Photos by Bruno Costers.
Two years after shifting its focus to attract younger visitors, the world’s largest Ford museum – the Den Hartogh in the Netherlands – has failed to attract a new executive director and has announced that it will close in another month or so.
According to a report on MuseumActueel.nl published earlier this month, the Den Hartogh Ford Museum in Hillegom will close December 1 with the retirement of the museum’s current director, Greske Rust. Rust, daughter of museum founder Piet den Hartogh, has not appointed a successor because, according to the report, nobody in the family has shown any interest in succeeding her.
“A unique collection like this is love, attention and enthusiasm needed to be rearranged, to be reconstituted and to reinvent themselves again and again,” the family wrote on the museum’s website. “And this passion and resources are not available.”
Opened to the public in 1997 at the urging of Piet den Hartogh’s wife, the Den Hartogh Museum consisted entirely of Piet den Hartogh’s collection of Ford Motor Company vehicles filling a 5,000-square-meter facility. Piet den Hartogh, who died in 2011, began assembling the collection during the 1950s and traveled around the world to obtain vehicles for the collection. The Guinness Book of World Records certified the museum as the world’s largest Ford museum with 200-plus vehicles.
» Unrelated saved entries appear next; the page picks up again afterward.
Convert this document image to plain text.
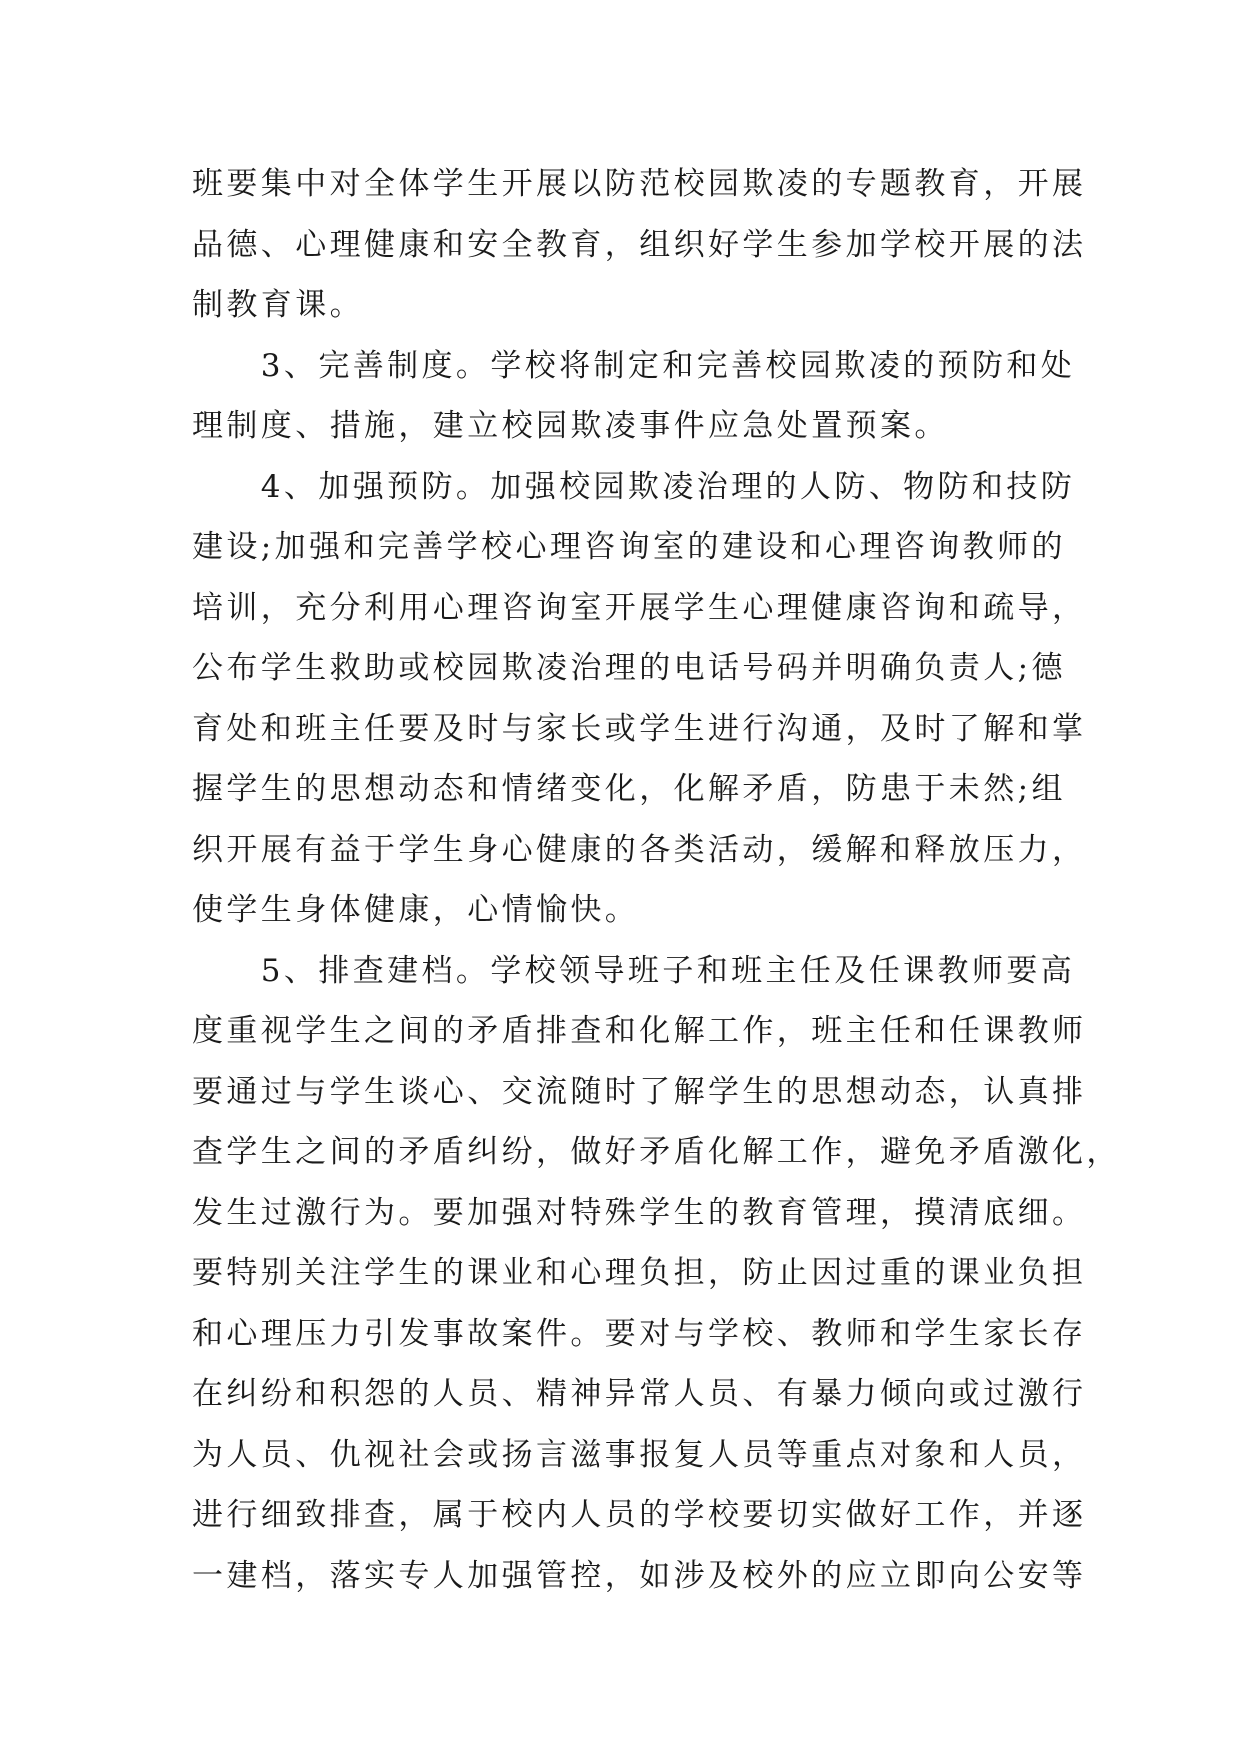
班要集中对全体学生开展以防范校园欺凌的专题教育，开展
品德、心理健康和安全教育，组织好学生参加学校开展的法
制教育课。
　　3、完善制度。学校将制定和完善校园欺凌的预防和处
理制度、措施，建立校园欺凌事件应急处置预案。
　　4、加强预防。加强校园欺凌治理的人防、物防和技防
建设;加强和完善学校心理咨询室的建设和心理咨询教师的
培训，充分利用心理咨询室开展学生心理健康咨询和疏导，
公布学生救助或校园欺凌治理的电话号码并明确负责人;德
育处和班主任要及时与家长或学生进行沟通，及时了解和掌
握学生的思想动态和情绪变化，化解矛盾，防患于未然;组
织开展有益于学生身心健康的各类活动，缓解和释放压力，
使学生身体健康，心情愉快。
　　5、排查建档。学校领导班子和班主任及任课教师要高
度重视学生之间的矛盾排查和化解工作，班主任和任课教师
要通过与学生谈心、交流随时了解学生的思想动态，认真排
查学生之间的矛盾纠纷，做好矛盾化解工作，避免矛盾激化，
发生过激行为。要加强对特殊学生的教育管理，摸清底细。
要特别关注学生的课业和心理负担，防止因过重的课业负担
和心理压力引发事故案件。要对与学校、教师和学生家长存
在纠纷和积怨的人员、精神异常人员、有暴力倾向或过激行
为人员、仇视社会或扬言滋事报复人员等重点对象和人员，
进行细致排查，属于校内人员的学校要切实做好工作，并逐
一建档，落实专人加强管控，如涉及校外的应立即向公安等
Declining attendance, however, figured into museum officials’ decision to auction off 47 of those vehicles in 2014. At the time, museum officials said the auction was intended to clear out some of the collection’s pre-war Fords so the museum could add more post-war vehicles to “make the museum a bit younger.” After the sale, reports indicate that the museum has still had a tough time attracting visitors. A review of photos taken of the museum collection earlier this month indicates that few, if any, post-war vehicles were added to the collection.
With nobody in the family left to tend to the collection, the family has indicated that they will sell off the museum’s contents, likely as a whole rather than piecemeal. No concrete plans have been announced for such a sale.
Museum officials have announced that the museum’s last scheduled event, a model and automobilia fair combined with a cars and coffee-style gathering, will function as the museum’s send off. That event will take place November 6.